Awara, in his own comment, however, said his party would reclaim the “stolen mandate.”
He alleged gross irregularities in the resumed collation of the governorship election result.
Awara alleged that INEC connived with Wike to rig him out of winning the election.
The AAC candidate, who spoke after the announcement of the result, alleged that Lawrence Chuku, his party agent, was denied access to the collation centre.
Awara said: “Nenye Kocha is not the collation agent of AAC in INEC office, Port Harcourt. Dr. Chuku is the duly nominated collation agent of AAC but he was prevented by security personnel at the gate of INEC’s office in Port Harcourt from moving to the collation centre.
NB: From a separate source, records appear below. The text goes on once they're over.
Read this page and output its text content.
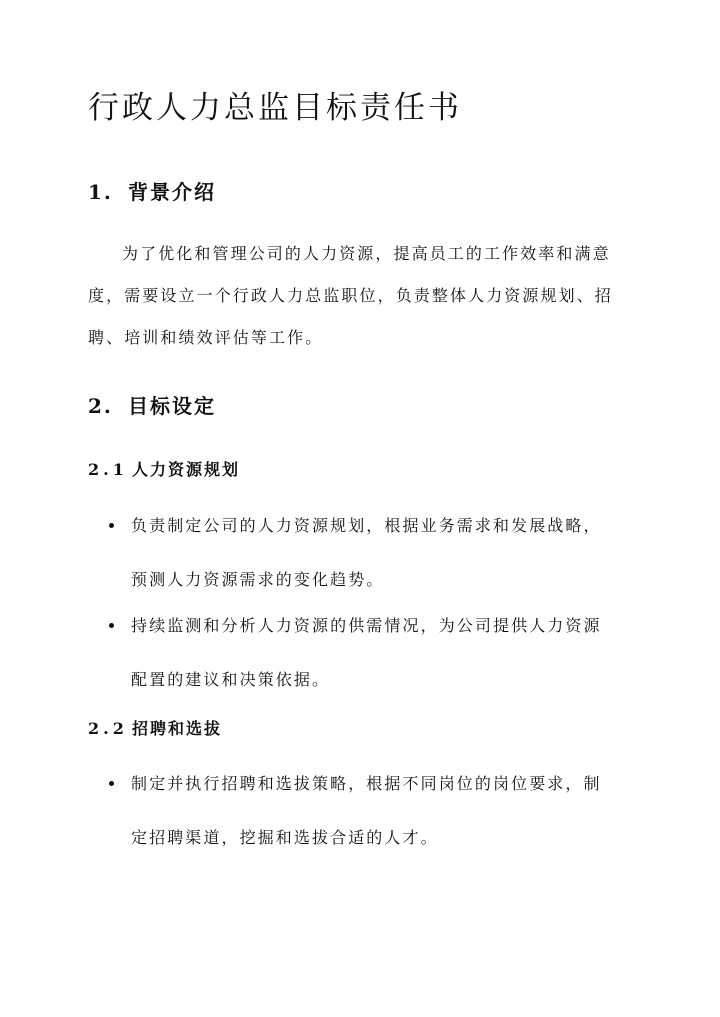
行政人力总监目标责任书
1. 背景介绍
为了优化和管理公司的人力资源，提高员工的工作效率和满意
度，需要设立一个行政人力总监职位，负责整体人力资源规划、招
聘、培训和绩效评估等工作。
2. 目标设定
2.1 人力资源规划
负责制定公司的人力资源规划，根据业务需求和发展战略，
预测人力资源需求的变化趋势。
持续监测和分析人力资源的供需情况，为公司提供人力资源
配置的建议和决策依据。
2.2 招聘和选拔
制定并执行招聘和选拔策略，根据不同岗位的岗位要求，制
定招聘渠道，挖掘和选拔合适的人才。
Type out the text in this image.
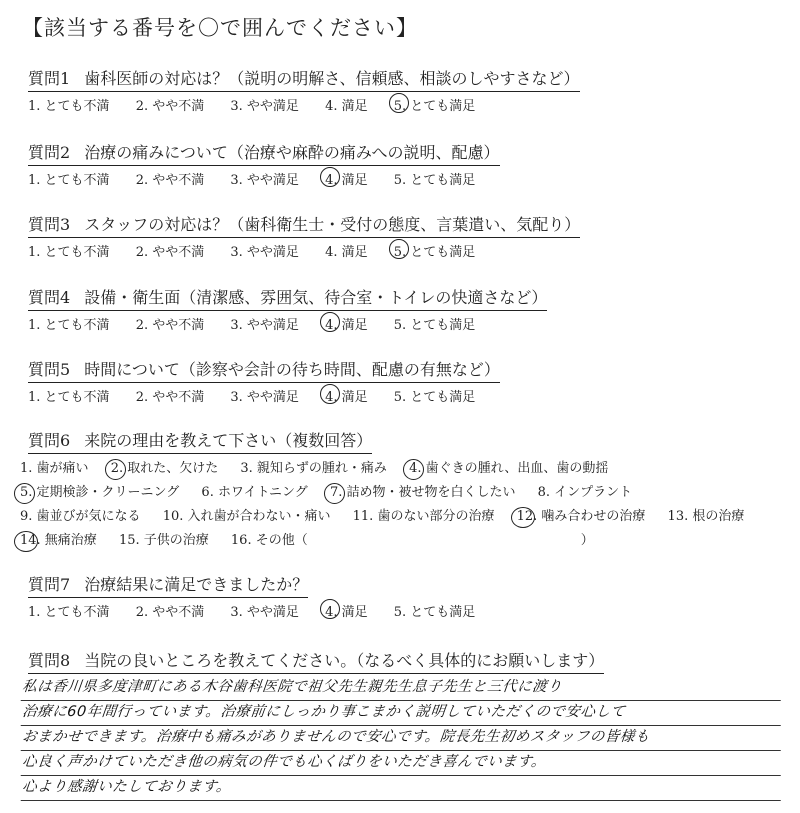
【該当する番号を〇で囲んでください】
質問1 歯科医師の対応は？（説明の明解さ、信頼感、相談のしやすさなど）
1. とても不満 2. やや不満 3. やや満足 4. 満足 5. とても満足
質問2 治療の痛みについて（治療や麻酔の痛みへの説明、配慮）
1. とても不満 2. やや不満 3. やや満足 4. 満足 5. とても満足
質問3 スタッフの対応は？（歯科衛生士・受付の態度、言葉遣い、気配り）
1. とても不満 2. やや不満 3. やや満足 4. 満足 5. とても満足
質問4 設備・衛生面（清潔感、雰囲気、待合室・トイレの快適さなど）
1. とても不満 2. やや不満 3. やや満足 4. 満足 5. とても満足
質問5 時間について（診察や会計の待ち時間、配慮の有無など）
1. とても不満 2. やや不満 3. やや満足 4. 満足 5. とても満足
質問6 来院の理由を教えて下さい（複数回答）
1. 歯が痛い 2. 取れた、欠けた 3. 親知らずの腫れ・痛み 4. 歯ぐきの腫れ、出血、歯の動揺 5. 定期検診・クリーニング 6. ホワイトニング 7. 詰め物・被せ物を白くしたい 8. インプラント 9. 歯並びが気になる 10. 入れ歯が合わない・痛い 11. 歯のない部分の治療 12. 噛み合わせの治療 13. 根の治療 14. 無痛治療 15. 子供の治療 16. その他（　　　　　　　　　　　　　　　　　　　　　）
質問7 治療結果に満足できましたか？
1. とても不満 2. やや不満 3. やや満足 4. 満足 5. とても満足
質問8 当院の良いところを教えてください。（なるべく具体的にお願いします）
私は香川県多度津町にある木谷歯科医院で祖父先生親先生息子先生と三代に渡り
治療に60年間行っています。治療前にしっかり事こまかく説明していただくので安心して
おまかせできます。治療中も痛みがありませんので安心です。院長先生初めスタッフの皆様も
心良く声かけていただき他の病気の件でも心くばりをいただき喜んでいます。
心より感謝いたしております。
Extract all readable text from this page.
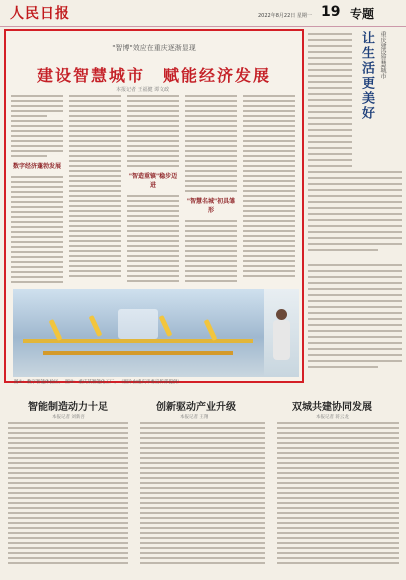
人民日报	2022年8月22日 星期一 19 专题
"智博"效应在重庆逐渐显现
建设智慧城市　赋能经济发展
本报记者 王福健 谭文政
数字经济蓬勃发展
"智造重镇"稳步迈进
"智慧名城"初具雏形
图①：数字智能体验区。　图②：重庆某智能化工厂。　（图片由重庆市委宣传部提供）
重庆建设智慧城市
让生活更美好
智能制造动力十足
本报记者 刘新吾
创新驱动产业升级
本报记者 王翔
双城共建协同发展
本报记者 蒋云龙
“I have the unit by unit results of the March 9, 2019 elections in Rivers State. When they observed that I was leading and they saw the danger coming, they quickly moved on March 10 to save Wike, by suspending the collation of the results, which they resumed on April 1. As at the time the collation was suspended, I had 281,000 votes, as against Wike’s 79,000 votes. So, they (INEC officials) quickly came to his rescue.
“We have written a petition on the electoral fraud in Rivers State to the INEC chairman, stating the actual results, but Professor Yakubu will not take action.”
However, he urged his supporters to remain calm stating that the result would be challenged and he would “reclaim the stolen mandate.”
Apart from winning the governorship, PDP also cleared all the senatorial, House of Representatives and House of Assembly seats in the state, except Oyibo Local Government, where a female candidate of the Social Democratic Party, SDP, won the state Assembly seat.